When any of the inputs is encoded as bytes, these operations “use bytes”
(work on byte level). But, for historical reasons, they used to return
these new strings as “unknown/native”.
Hence, by processing an input line from say a DESCRIPTION file, represented
as bytes encoded string, one could get an invalid “native/unknown” string,
which could then be corrupted by accidental conversion to some other
encoding. One would have to always change the encoding of the result of
every single regexp operation to “bytes”, but that is inconvenient and
sometimes cannot be easily done by user, e.g. when calling a function that
isn’t doing that (e.g. trimws
, which may apply two regexp operations in
sequence).
These functions were changed to mark the newly created strings as bytes when at least one of the input is marked as bytes. It should be said that while the regexp functions allow mixed-encoding use, only a small subset of that makes any sense. Either, all inputs are in a character encoding (so convertible to UTF-8), and then the results will also be in a character encoding. Or, all inputs are bytes encoded or ASCII, and then the results will also be bytes encoded or ASCII. Mixing bytes encoded and other non-ASCII strings doesn’t make sense.

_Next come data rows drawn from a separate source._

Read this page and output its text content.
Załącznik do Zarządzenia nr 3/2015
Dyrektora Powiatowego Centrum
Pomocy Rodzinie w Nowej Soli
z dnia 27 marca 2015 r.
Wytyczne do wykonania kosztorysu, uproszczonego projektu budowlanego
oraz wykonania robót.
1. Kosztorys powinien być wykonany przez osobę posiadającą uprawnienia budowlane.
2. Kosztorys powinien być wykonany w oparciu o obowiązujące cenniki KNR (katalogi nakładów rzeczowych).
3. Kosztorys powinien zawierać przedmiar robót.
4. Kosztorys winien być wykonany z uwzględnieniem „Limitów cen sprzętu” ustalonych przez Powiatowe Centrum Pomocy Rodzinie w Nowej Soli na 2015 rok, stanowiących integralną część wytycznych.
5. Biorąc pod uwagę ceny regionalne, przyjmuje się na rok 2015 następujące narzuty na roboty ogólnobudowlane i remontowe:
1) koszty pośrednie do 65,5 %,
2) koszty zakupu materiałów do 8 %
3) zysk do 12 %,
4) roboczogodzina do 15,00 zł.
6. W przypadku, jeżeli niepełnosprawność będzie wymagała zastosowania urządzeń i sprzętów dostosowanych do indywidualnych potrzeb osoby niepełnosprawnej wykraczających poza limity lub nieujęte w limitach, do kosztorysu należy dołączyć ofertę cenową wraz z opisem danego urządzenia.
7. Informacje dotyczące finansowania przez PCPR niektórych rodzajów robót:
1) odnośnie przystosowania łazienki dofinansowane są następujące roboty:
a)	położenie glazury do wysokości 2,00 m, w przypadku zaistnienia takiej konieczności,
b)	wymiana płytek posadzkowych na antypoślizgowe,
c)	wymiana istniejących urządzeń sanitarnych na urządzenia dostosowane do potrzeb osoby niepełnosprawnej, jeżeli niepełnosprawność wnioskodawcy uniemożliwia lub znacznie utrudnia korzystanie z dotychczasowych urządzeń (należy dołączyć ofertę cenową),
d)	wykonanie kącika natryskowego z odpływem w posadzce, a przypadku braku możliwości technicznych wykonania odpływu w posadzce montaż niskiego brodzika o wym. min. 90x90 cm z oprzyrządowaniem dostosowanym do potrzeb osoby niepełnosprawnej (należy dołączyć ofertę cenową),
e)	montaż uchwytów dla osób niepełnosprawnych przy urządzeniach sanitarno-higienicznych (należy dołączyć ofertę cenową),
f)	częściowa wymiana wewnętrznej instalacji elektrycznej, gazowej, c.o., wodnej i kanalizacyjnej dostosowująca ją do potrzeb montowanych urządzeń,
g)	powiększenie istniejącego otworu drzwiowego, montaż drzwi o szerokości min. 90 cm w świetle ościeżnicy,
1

Now, a natural question is whether we shouldn’t also do this whenever
useBytes=TRUE
, whether the newly created strings or possibly all strings
returned should not be marked as bytes.
This has been tried in R-devel but reverted for further analysis as it broke too much existing code. I’ve first wanted to mark only the newly created strings as bytes (because we haven’t changed the old ones, so why forgetting about their encoding). This would conceptually make sense, but broke this pattern in user code:
xx <- gsub(<something_strange>, "", x, useBytes = TRUE)
stopifnot(identical(xx, yy))
The pattern removes “something strange” from an input text in a character
encoding. When replacement happens, the result element is bytes encoded
after the change (but “unknown/native” before the change). When replacement
doesn’t happen, it is encoded in the original character encoding of x
.
However, a bytes encoded string is never treated identical to a string in a
character encoding. So, the change has introduced type instability
(character vs bytes encoding) where it wasn’t before and tests started
failing. I tried to fix this by making all strings returned by the function
bytes encoded, but while “stable”, it broke even more code, because it ended
up passing bytes encoded strings to string functions that did not (and some
could not) support them.
In the previous, I wrote that using a mixture of bytes and character encoded
non-ASCII strings on input doesn’t make sense. useBytes = TRUE
with
inputs in multiple different character encodings doesn’t make sense, either,
for the same reasons (simply the bytes in different inputs mean different
things). But, useBytes = TRUE
is historically being used, as in this
pattern, to achieve some level of robustness against invalid input UTF-8
strings. This works with a subset of regular expressions on UTF-8 inputs
with some invalid bytes.
Being able to process UTF-8 with invalid bytes is a useful feature e.g.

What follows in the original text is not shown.